そんなロックオンの言葉を、ティエリアはよく素直に聞いていた。余程無理なことでもない限り、断らない。
嫌いな地上に誘われても、頷いてついていくくらいだ。
ティエリアは、枕を片手にロックオンの部屋の前にきていた。
ロックはかけられたままで、中からロックオンのものらしき鼾が聞こえる。
枕を持ってきて正解だったと、ティエリアは思った。ロックオンをたたき起こして、思い切り枕を投げつけてやろう。
ティエリアは、ロックオンの部屋の扉をどんどんと叩いた。
近所迷惑などお構いなしだ。
その音に、真っ暗だったロックオンの部屋に明かりがついた。暗い廊下から漏れる光に、ティエリアが眉を細める。
ティエリアの目は、光に弱かった。
自然の太陽光にも、人工の光にも弱く、いつも眼球保護のために眼鏡かコンタクトをしていた。今は裸眼である。
よほどの光の量がない限り、光に弱いといっても害はないが、それでも自己防衛が自然と働いて、ティエリアは空いた片方の手で光を遮るような姿勢を取った。

カチリと、ロックが解除される。
途端に漏れ出す光の量に、ティエリアは目を瞑った。
そして、恐る恐る目を開ける。
光に弱い目が、それでも短時間でロックオンの部屋に点った光の量に慣れ始めていた。

「こんな時間に呼びつけておきながら、自分は夢の中だなんて、いい度胸ですね」
ティエリアは、怒っていた。
どうしてもその時間に用があるからといわれて、2時まで眠気を堪えて起きていたというのに、相手のロックオンは寝ていたのだ。

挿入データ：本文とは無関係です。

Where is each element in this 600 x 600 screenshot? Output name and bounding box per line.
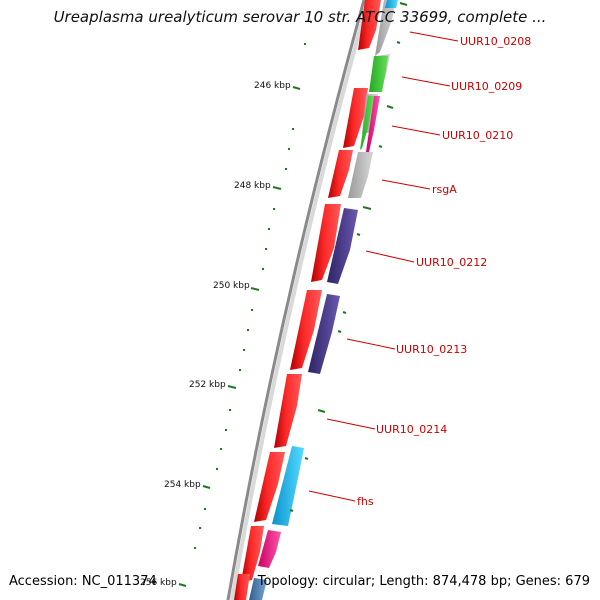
backbone-inner bbox=[230, 0, 370, 600]
ruler-major-ticks bbox=[178, 86, 301, 587]
gene-leaders bbox=[308, 31, 459, 502]
ruler-label: 252 kbp bbox=[189, 380, 226, 390]
inner-ruler bbox=[194, 21, 312, 549]
cds-reverse-cyan[interactable] bbox=[272, 446, 304, 526]
ruler-label: 246 kbp bbox=[254, 81, 291, 91]
gene-label-uur10-0214[interactable]: UUR10_0214 bbox=[376, 423, 447, 436]
cds-reverse-cyan[interactable] bbox=[385, 0, 398, 8]
gene-label-rsga[interactable]: rsgA bbox=[432, 183, 457, 196]
cds-reverse-green[interactable] bbox=[360, 96, 374, 150]
genome-summary: Topology: circular; Length: 874,478 bp; … bbox=[257, 574, 590, 589]
ruler-label: 248 kbp bbox=[234, 181, 271, 191]
cds-reverse-magenta[interactable] bbox=[258, 530, 281, 568]
cds-forward[interactable] bbox=[254, 452, 285, 522]
cds-forward[interactable] bbox=[241, 526, 264, 582]
cds-forward[interactable] bbox=[274, 374, 302, 448]
cds-reverse-grey[interactable] bbox=[348, 152, 373, 198]
ruler-label: 254 kbp bbox=[164, 480, 201, 490]
ruler-label: 250 kbp bbox=[213, 281, 250, 291]
gene-label-uur10-0210[interactable]: UUR10_0210 bbox=[442, 129, 513, 142]
outer-ruler bbox=[289, 2, 408, 512]
cds-forward[interactable] bbox=[358, 0, 381, 50]
cds-forward[interactable] bbox=[234, 574, 250, 600]
cds-forward[interactable] bbox=[311, 204, 341, 282]
cds-reverse-purple[interactable] bbox=[308, 294, 340, 374]
cds-reverse-grey[interactable] bbox=[375, 0, 396, 56]
cds-reverse-green[interactable] bbox=[369, 56, 388, 92]
cds-forward[interactable] bbox=[343, 88, 368, 148]
cds-forward[interactable] bbox=[328, 150, 353, 198]
cds-reverse-steel[interactable] bbox=[249, 578, 267, 600]
map-title: Ureaplasma urealyticum serovar 10 str. A… bbox=[53, 8, 547, 26]
gene-label-uur10-0209[interactable]: UUR10_0209 bbox=[451, 80, 522, 93]
accession-text: Accession: NC_011374 bbox=[9, 574, 157, 589]
gene-label-fhs[interactable]: fhs bbox=[357, 495, 374, 508]
ruler-label: 256 kbp bbox=[140, 578, 177, 588]
gene-label-uur10-0213[interactable]: UUR10_0213 bbox=[396, 343, 467, 356]
cds-reverse-magenta[interactable] bbox=[366, 96, 380, 152]
backbone-outer bbox=[226, 0, 366, 600]
cds-forward[interactable] bbox=[290, 290, 322, 370]
cds-reverse-purple[interactable] bbox=[327, 208, 358, 284]
gene-label-uur10-0208[interactable]: UUR10_0208 bbox=[460, 35, 531, 48]
gene-label-uur10-0212[interactable]: UUR10_0212 bbox=[416, 256, 487, 269]
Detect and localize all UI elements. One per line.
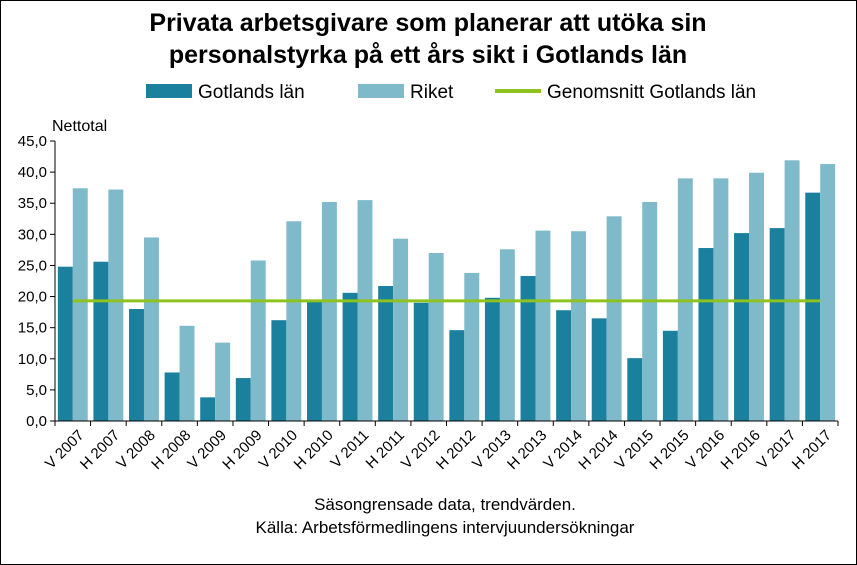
legend-label-average: Genomsnitt Gotlands län — [547, 82, 756, 103]
bar-riket — [286, 221, 302, 421]
bar-riket — [143, 237, 159, 421]
bar-riket — [108, 189, 124, 421]
legend-swatch-gotland — [146, 84, 192, 98]
bar-gotland — [93, 261, 109, 421]
bar-gotland — [378, 285, 394, 421]
y-axis-label: Nettotal — [52, 118, 107, 135]
bar-gotland — [271, 320, 287, 421]
bar-gotland — [627, 358, 643, 421]
bar-riket — [784, 160, 800, 422]
bar-gotland — [734, 233, 750, 421]
y-tick-label: 30,0 — [18, 226, 47, 243]
y-tick-label: 25,0 — [18, 257, 47, 274]
bar-riket — [749, 172, 764, 421]
bar-riket — [357, 200, 373, 421]
y-axis: 0,0 5,0 10,0 15,0 20,0 25,0 30,0 35,0 40,0 45,0 — [18, 133, 55, 430]
bar-riket — [535, 230, 551, 421]
note-seasonal: Säsongrensade data, trendvärden. — [314, 495, 576, 514]
x-tick-label: H 2007 — [77, 427, 123, 473]
bar-riket — [642, 201, 658, 421]
bar-riket — [321, 201, 337, 421]
x-tick-label: H 2012 — [433, 427, 479, 473]
bar-gotland — [556, 310, 572, 421]
bar-gotland — [164, 372, 180, 421]
bar-riket — [820, 164, 836, 421]
bar-gotland — [129, 309, 144, 421]
y-tick-label: 15,0 — [18, 320, 47, 337]
bar-riket — [499, 249, 515, 421]
legend-label-riket: Riket — [410, 82, 454, 103]
bars — [57, 160, 836, 422]
x-tick-label: H 2011 — [362, 427, 407, 472]
bar-riket — [606, 216, 622, 421]
note-source: Källa: Arbetsförmedlingens intervjuunder… — [256, 518, 635, 537]
bar-gotland — [413, 302, 429, 421]
y-tick-label: 0,0 — [26, 413, 47, 430]
bar-gotland — [769, 228, 785, 421]
y-tick-label: 5,0 — [26, 382, 47, 399]
legend-label-gotland: Gotlands län — [198, 82, 305, 103]
x-tick-label: H 2013 — [504, 427, 550, 473]
bar-gotland — [698, 248, 714, 421]
x-tick-label: H 2017 — [789, 427, 835, 473]
bar-gotland — [591, 318, 607, 421]
x-tick-label: H 2009 — [219, 427, 265, 473]
bar-gotland — [342, 292, 358, 421]
bar-riket — [464, 272, 480, 421]
bar-riket — [428, 253, 444, 421]
y-tick-label: 20,0 — [18, 289, 47, 306]
x-tick-label: H 2016 — [718, 427, 764, 473]
y-tick-label: 10,0 — [18, 351, 47, 368]
bar-gotland — [306, 301, 322, 421]
bar-riket — [179, 325, 195, 421]
bar-gotland — [449, 330, 465, 421]
bar-riket — [215, 342, 231, 421]
bar-gotland — [484, 297, 500, 421]
chart-title-line-1: Privata arbetsgivare som planerar att ut… — [149, 9, 706, 37]
bar-gotland — [235, 378, 251, 421]
x-tick-label: H 2010 — [291, 427, 337, 473]
bar-gotland — [805, 192, 821, 421]
bar-gotland — [57, 266, 73, 421]
legend: Gotlands län Riket Genomsnitt Gotlands l… — [146, 82, 756, 103]
x-tick-label: H 2014 — [575, 427, 621, 473]
bar-gotland — [520, 276, 536, 421]
bar-riket — [571, 231, 587, 421]
y-tick-label: 35,0 — [18, 195, 47, 212]
bar-gotland — [662, 330, 678, 421]
bar-riket — [250, 260, 266, 421]
x-tick-label: V 2011 — [327, 427, 372, 472]
bar-riket — [72, 188, 88, 421]
legend-swatch-riket — [358, 84, 404, 98]
y-tick-label: 45,0 — [18, 133, 47, 150]
x-tick-label: H 2008 — [148, 427, 194, 473]
bar-gotland — [200, 397, 216, 421]
chart-title-line-2: personalstyrka på ett års sikt i Gotland… — [169, 41, 687, 69]
x-tick-label: H 2015 — [646, 427, 692, 473]
y-tick-label: 40,0 — [18, 164, 47, 181]
bar-riket — [393, 238, 409, 421]
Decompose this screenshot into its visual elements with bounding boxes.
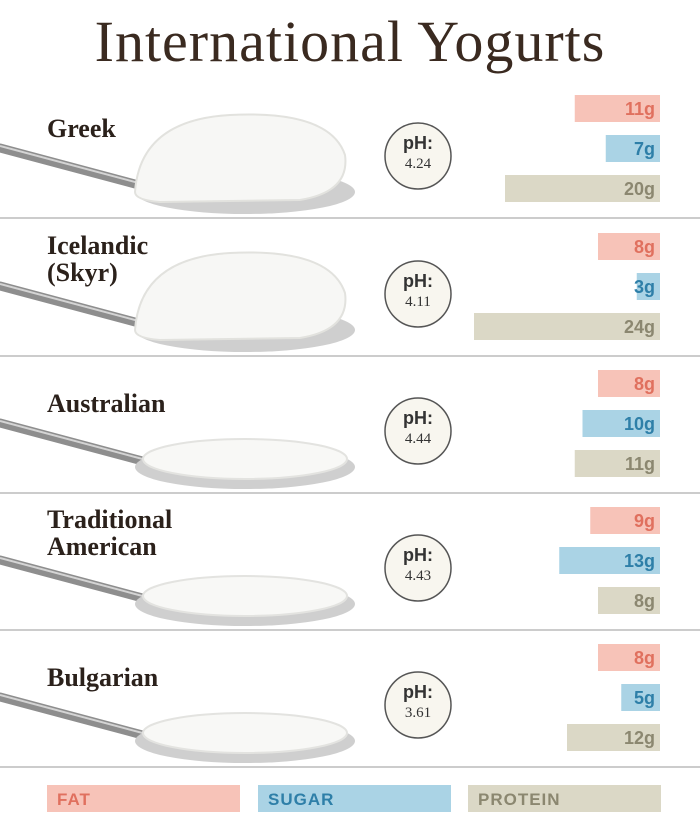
bar <box>598 644 660 671</box>
bar <box>574 95 660 122</box>
ph-badge <box>384 260 452 328</box>
ph-value: 4.44 <box>405 431 432 447</box>
ph-badge <box>384 671 452 739</box>
bar <box>590 507 660 534</box>
yogurt <box>142 712 348 754</box>
spoon-handle-shine <box>0 557 151 599</box>
legend-label: SUGAR <box>268 790 334 809</box>
ph-badge <box>384 397 452 465</box>
yogurt-name: Bulgarian <box>47 663 159 692</box>
legend-swatch <box>47 785 240 812</box>
ph-label: pH: <box>403 545 433 565</box>
spoon-handle <box>0 555 155 605</box>
yogurt <box>133 251 347 342</box>
spoon-handle <box>0 692 155 742</box>
bar <box>505 175 660 202</box>
yogurt <box>142 575 348 617</box>
ph-value: 4.43 <box>405 568 431 584</box>
legend-label: PROTEIN <box>478 790 561 809</box>
value-label: 12g <box>624 728 655 748</box>
yogurt-name: Icelandic (Skyr) <box>47 231 149 287</box>
legend-swatch <box>468 785 661 812</box>
spoon-handle <box>0 281 155 331</box>
bar <box>582 410 660 437</box>
bar <box>559 547 660 574</box>
spoon-handle-shine <box>0 420 151 462</box>
bar <box>605 135 660 162</box>
ph-value: 3.61 <box>405 705 431 721</box>
value-label: 8g <box>634 374 655 394</box>
legend-swatch <box>258 785 451 812</box>
value-label: 8g <box>634 591 655 611</box>
yogurt <box>142 438 348 480</box>
spoon-handle-shine <box>0 145 151 187</box>
bar <box>598 233 660 260</box>
spoon-handle <box>0 143 155 193</box>
yogurt-name: Australian <box>47 389 166 418</box>
value-label: 5g <box>634 688 655 708</box>
value-label: 8g <box>634 648 655 668</box>
yogurt-name: Traditional American <box>47 505 173 561</box>
ph-label: pH: <box>403 682 433 702</box>
bar <box>621 684 660 711</box>
spoon-handle <box>0 418 155 468</box>
value-label: 3g <box>634 277 655 297</box>
ph-label: pH: <box>403 408 433 428</box>
spoon-handle-shine <box>0 694 151 736</box>
value-label: 24g <box>624 317 655 337</box>
ph-value: 4.11 <box>405 294 431 310</box>
value-label: 8g <box>634 237 655 257</box>
yogurt <box>133 113 347 204</box>
value-label: 11g <box>625 454 655 474</box>
ph-badge <box>384 122 452 190</box>
chart-title: International Yogurts <box>94 9 606 74</box>
bar <box>474 313 660 340</box>
legend-label: FAT <box>57 790 91 809</box>
bar <box>636 273 660 300</box>
value-label: 7g <box>634 139 655 159</box>
spoon-handle-shine <box>0 283 151 325</box>
value-label: 20g <box>624 179 655 199</box>
bar <box>574 450 660 477</box>
value-label: 11g <box>625 99 655 119</box>
value-label: 9g <box>634 511 655 531</box>
yogurt-name: Greek <box>47 114 116 143</box>
ph-label: pH: <box>403 133 433 153</box>
value-label: 10g <box>624 414 655 434</box>
value-label: 13g <box>624 551 655 571</box>
bar <box>598 370 660 397</box>
ph-value: 4.24 <box>405 156 432 172</box>
bar <box>567 724 660 751</box>
ph-badge <box>384 534 452 602</box>
ph-label: pH: <box>403 271 433 291</box>
bar <box>598 587 660 614</box>
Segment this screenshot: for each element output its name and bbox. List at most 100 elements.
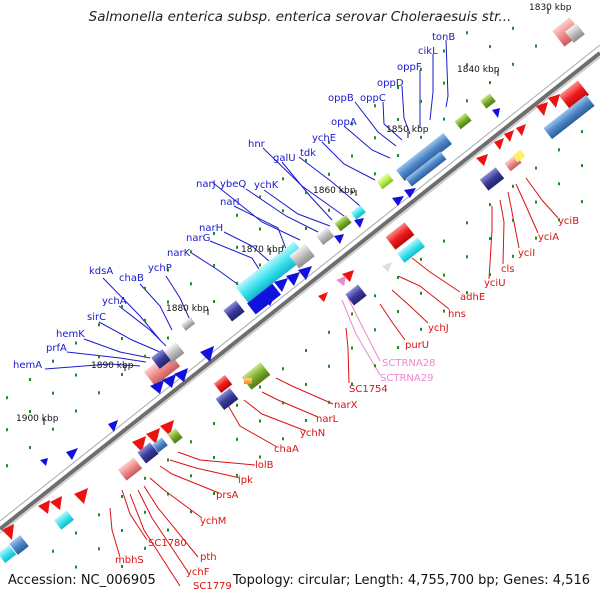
minor-tick-dot [466, 63, 468, 67]
rna-gene-labels: SCTRNA28 SCTRNA29 [380, 358, 435, 384]
minor-tick-dot [167, 268, 169, 272]
minor-tick-dot [236, 213, 238, 217]
minor-tick-dot [52, 549, 54, 553]
minor-tick-dot [6, 396, 8, 400]
kbp-tick-marks [43, 8, 549, 425]
minor-tick-dot [167, 458, 169, 462]
minor-tick-dot [558, 148, 560, 152]
gene-label-ipk: ipk [238, 475, 253, 486]
minor-tick-dot [305, 191, 307, 194]
minor-tick-dot [29, 378, 31, 381]
minor-tick-dot [259, 195, 261, 199]
minor-tick-dot [466, 291, 468, 295]
kbp-labels: 1830 kbp 1840 kbp 1850 kbp 1860 kbp 1870… [16, 3, 572, 424]
minor-tick-dot [52, 359, 54, 363]
minor-tick-dot [328, 208, 330, 212]
minor-tick-dot [581, 164, 583, 168]
minor-tick-dot [489, 203, 491, 207]
minor-tick-dot [282, 401, 284, 405]
minor-tick-dot [190, 474, 192, 478]
minor-tick-dot [282, 245, 284, 249]
minor-tick-dot [351, 346, 353, 350]
minor-tick-dot [351, 312, 353, 316]
genome-summary-text: Topology: circular; Length: 4,755,700 bp… [232, 573, 590, 588]
gene-label-SC1779: SC1779 [193, 581, 232, 592]
kbp-label-1890: 1890 kbp [91, 361, 134, 371]
minor-tick-dot [75, 409, 77, 413]
minor-tick-dot [29, 446, 31, 449]
minor-tick-dot [374, 172, 376, 176]
minor-tick-dot [259, 455, 261, 459]
rna-leader-lines [341, 297, 381, 376]
gene-label-ychE: ychE [312, 133, 336, 144]
gene-label-yciU: yciU [484, 278, 506, 289]
gene-label-oppA: oppA [331, 117, 357, 128]
gene-label-hns: hns [448, 309, 466, 320]
minor-tick-dot [167, 300, 169, 304]
minor-tick-dot [236, 473, 238, 477]
gene-label-narG: narG [186, 233, 210, 244]
gene-label-oppF: oppF [397, 62, 422, 73]
gene-label-ychF: ychF [186, 567, 210, 578]
minor-tick-dot [144, 286, 146, 290]
gene-label-hemA: hemA [13, 360, 42, 371]
minor-tick-dot [581, 200, 583, 204]
minor-tick-dot [282, 177, 284, 181]
minor-tick-dot [397, 86, 399, 89]
gene-label-oppD: oppD [377, 78, 404, 89]
minor-tick-dot [558, 218, 560, 222]
minor-tick-dot [236, 281, 238, 285]
minor-tick-dot [443, 81, 445, 85]
minor-tick-dot [397, 310, 399, 313]
minor-tick-dot [29, 410, 31, 413]
minor-tick-dot [6, 464, 8, 468]
minor-tick-dot [259, 385, 261, 389]
minor-tick-dot [144, 510, 146, 514]
minor-tick-dot [466, 99, 468, 103]
minor-tick-dot [259, 419, 261, 423]
gene-label-SCTRNA29: SCTRNA29 [380, 373, 433, 384]
minor-tick-dot [443, 309, 445, 313]
minor-tick-dot [98, 513, 100, 517]
gene-label-narX: narX [334, 400, 358, 411]
gene-label-ychP: ychP [148, 263, 172, 274]
minor-tick-dot [236, 403, 238, 407]
minor-tick-dot [121, 529, 123, 532]
minor-tick-dot [328, 172, 330, 176]
minor-tick-dot [305, 159, 307, 162]
gene-label-sirC: sirC [87, 312, 106, 323]
minor-tick-dot [190, 510, 192, 514]
forward-gene-labels: tonB cikL oppF oppD oppC oppB oppA ychE … [13, 32, 455, 371]
minor-tick-dot [75, 373, 77, 377]
minor-tick-dot [75, 341, 77, 345]
minor-tick-dot [443, 273, 445, 277]
minor-tick-dot [52, 427, 54, 431]
minor-tick-dot [305, 227, 307, 230]
minor-tick-dot [213, 422, 215, 425]
gene-label-oppC: oppC [360, 93, 386, 104]
gene-label-purU: purU [405, 340, 429, 351]
minor-tick-dot [6, 428, 8, 432]
gene-label-ychN: ychN [300, 428, 325, 439]
minor-tick-dot [512, 26, 514, 30]
forward-leader-lines [44, 39, 449, 370]
minor-tick-dot [282, 367, 284, 371]
minor-tick-dot [374, 364, 376, 368]
minor-tick-dot [144, 546, 146, 550]
minor-tick-dot [397, 346, 399, 349]
gene-label-lolB: lolB [255, 460, 274, 471]
minor-tick-dot [351, 154, 353, 158]
minor-tick-dot [121, 337, 123, 340]
minor-tick-dot [259, 227, 261, 231]
reverse-strand-features [0, 80, 595, 564]
gene-label-oppB: oppB [328, 93, 354, 104]
minor-tick-dot [443, 49, 445, 53]
minor-tick-dot [351, 382, 353, 386]
minor-tick-dot [190, 440, 192, 444]
minor-tick-dot [489, 45, 491, 49]
minor-tick-dot [374, 136, 376, 140]
gene-label-narH: narH [199, 223, 223, 234]
forward-strand-features [40, 17, 585, 466]
minor-tick-dot [282, 209, 284, 213]
gene-label-tonB: tonB [432, 32, 455, 43]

とりあえず、ティエリアは持っていた枕を渾身の力を込めてロックオンに向かって投げた。
「ごめん、ティエ…もががががが」
枕を顔面で受け止めたロックオンに、ティエリアが満足そうに息をする。
「それで、用とはなんですか。何もないなら、僕はもう寝ますよ。眠くてたまりません」
ティエリアは、2時という時間のために起きていたのだ。本当なら11時には就寝につく健康的な生活を送っているティエリアに、一度寝て2時に起きるという選択肢はなかった。
ティエリアは低血圧である。一度眠ると、なかなか目を覚まさない。
それを自覚していたので、わざわざ2時という深夜まで本を読んだりして起きていたのだ。欠伸だって何回もした。
今横になれば、それこそ数分もせずに眠りの海に旅立てるだろう。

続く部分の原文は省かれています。